What is a mock-up? It’s a recreation of a live recording using samples of other live recordings.  In other words, it’s Frankenstein’s monster.  However, it’s also a great way to study a composition and learn the strengths and weaknesses of libraries.

Here, then, are a few of my mock-ups:

1) For a class on mixing at NYU I constructed this mockup from one of my favorite movies Close Encounters of the Third Kind called “Forming the Mountain.”  Just for fun I put it to picture.  The black in the middle is because I had to undo the music edit made in the film.

2) “Baby’s Trip to Earth” from John Williams’ score to Superman. This was done to highlight Cinesamples’ Hollywoodwinds library.

3) More from Superman.  Here’s the “Planet Krypton.”  This one was actually an official demo on the Cinesamples Cinebrass web page.

4) and “The Death of Jonathan Kent.”  

4.5) — the Death of Jonathan Kent continued, in a cue called “Leaving Home.”

5)  Here’s John Williams fun “March from 1941.”  Again, I was playing with Cinebrass, but I also got wrapped up in trying to complete such a long and complicated piece.  All the notes are there, but it lacks the élan of the original recording.

6)  Here’s John Barry’s beautiful Main Titles to “Out of Africa.”  I wanted to play with my new East West Hollywood Strings and Hollywood Brass, but at the last minute I switched the melody to use Spitfire Audio’s Albion library.

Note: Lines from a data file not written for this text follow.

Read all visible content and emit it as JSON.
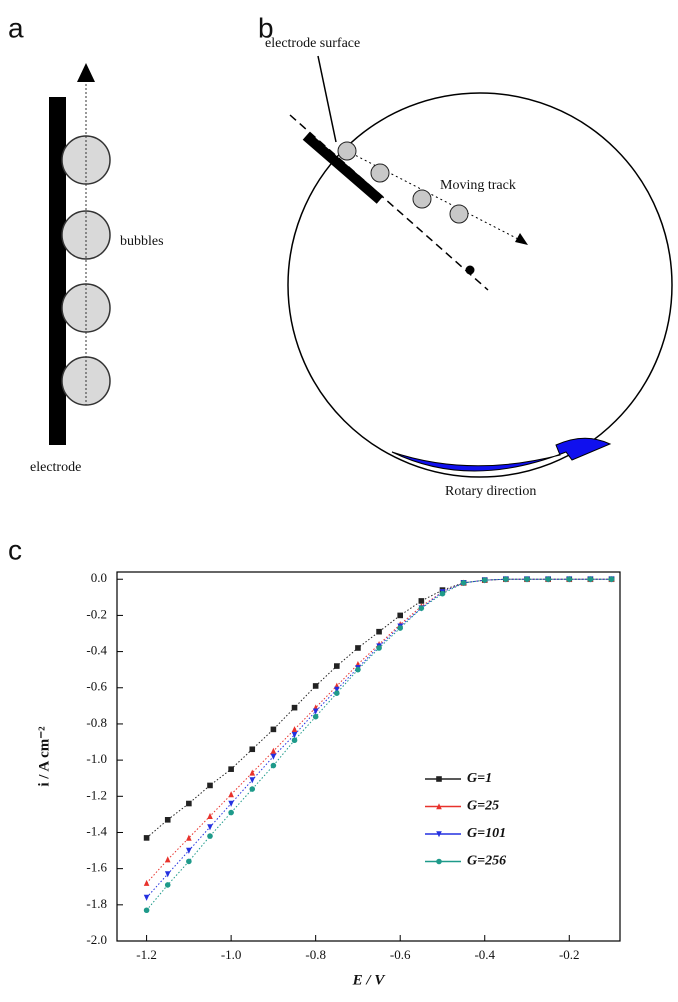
{
  "panel_labels": [
    "a",
    "b",
    "c"
  ],
  "diagram_a": {
    "bubbles_label": "bubbles",
    "electrode_label": "electrode"
  },
  "diagram_b": {
    "surface_label": "electrode surface",
    "track_label": "Moving track",
    "rotation_label": "Rotary direction"
  },
  "chart_data": {
    "type": "line",
    "x_label": "E / V",
    "y_label": "i / A cm⁻²",
    "x": [
      -1.2,
      -1.15,
      -1.1,
      -1.05,
      -1.0,
      -0.95,
      -0.9,
      -0.85,
      -0.8,
      -0.75,
      -0.7,
      -0.65,
      -0.6,
      -0.55,
      -0.5,
      -0.45,
      -0.4,
      -0.35,
      -0.3,
      -0.25,
      -0.2,
      -0.15,
      -0.1
    ],
    "series": [
      {
        "name": "G=1",
        "color": "#222222",
        "marker": "square",
        "values": [
          -1.43,
          -1.33,
          -1.24,
          -1.14,
          -1.05,
          -0.94,
          -0.83,
          -0.71,
          -0.59,
          -0.48,
          -0.38,
          -0.29,
          -0.2,
          -0.12,
          -0.06,
          -0.02,
          -0.005,
          0,
          0,
          0,
          0,
          0,
          0
        ]
      },
      {
        "name": "G=25",
        "color": "#e8322c",
        "marker": "triangle-up",
        "values": [
          -1.68,
          -1.55,
          -1.43,
          -1.31,
          -1.19,
          -1.07,
          -0.95,
          -0.83,
          -0.71,
          -0.59,
          -0.47,
          -0.36,
          -0.25,
          -0.15,
          -0.07,
          -0.02,
          -0.005,
          0,
          0,
          0,
          0,
          0,
          0
        ]
      },
      {
        "name": "G=101",
        "color": "#2431e0",
        "marker": "triangle-down",
        "values": [
          -1.76,
          -1.63,
          -1.5,
          -1.37,
          -1.24,
          -1.11,
          -0.98,
          -0.86,
          -0.73,
          -0.61,
          -0.49,
          -0.37,
          -0.26,
          -0.16,
          -0.07,
          -0.02,
          -0.005,
          0,
          0,
          0,
          0,
          0,
          0
        ]
      },
      {
        "name": "G=256",
        "color": "#1e9a8a",
        "marker": "circle",
        "values": [
          -1.83,
          -1.69,
          -1.56,
          -1.42,
          -1.29,
          -1.16,
          -1.03,
          -0.89,
          -0.76,
          -0.63,
          -0.5,
          -0.38,
          -0.27,
          -0.16,
          -0.08,
          -0.02,
          -0.005,
          0,
          0,
          0,
          0,
          0,
          0
        ]
      }
    ],
    "xlim": [
      -1.27,
      -0.08
    ],
    "ylim": [
      -2.0,
      0.04
    ],
    "xticks": [
      -1.2,
      {
        "value": -1.0,
        "label": "-1.0"
      },
      -0.8,
      -0.6,
      -0.4,
      -0.2
    ],
    "yticks": [
      {
        "value": 0,
        "label": "0.0"
      },
      -0.2,
      -0.4,
      -0.6,
      -0.8,
      {
        "value": -1.0,
        "label": "-1.0"
      },
      -1.2,
      -1.4,
      -1.6,
      -1.8,
      {
        "value": -2.0,
        "label": "-2.0"
      }
    ],
    "grid": false,
    "legend_position": "right"
  }
}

7)  Here’s Marion’s Theme from Raiders of the Lost Ark.  The main reason behind making this was to learn how to use Vienna Ensemble Pro 5 in surround with Pro Tools 10 and to experiment with Hollywood Strings (which I combined with Spitfire Solo Strings).  The link above is for the stereo mix down, but if you want to hear it in all its surround glory then download the files here (warning:  it’s 155MB).

8) Here’s one I did to teach myself Cinematic Strings 2, which is a nice sounding string library with just five patches — one for each section.  I combined it with Spitfire Solo Strings, Cinebrass Pro, Spitfire Percussion and VSL SE Woodwinds.  The piece is the famous “Nimrod” movement from Elgar’s Enigma Variations.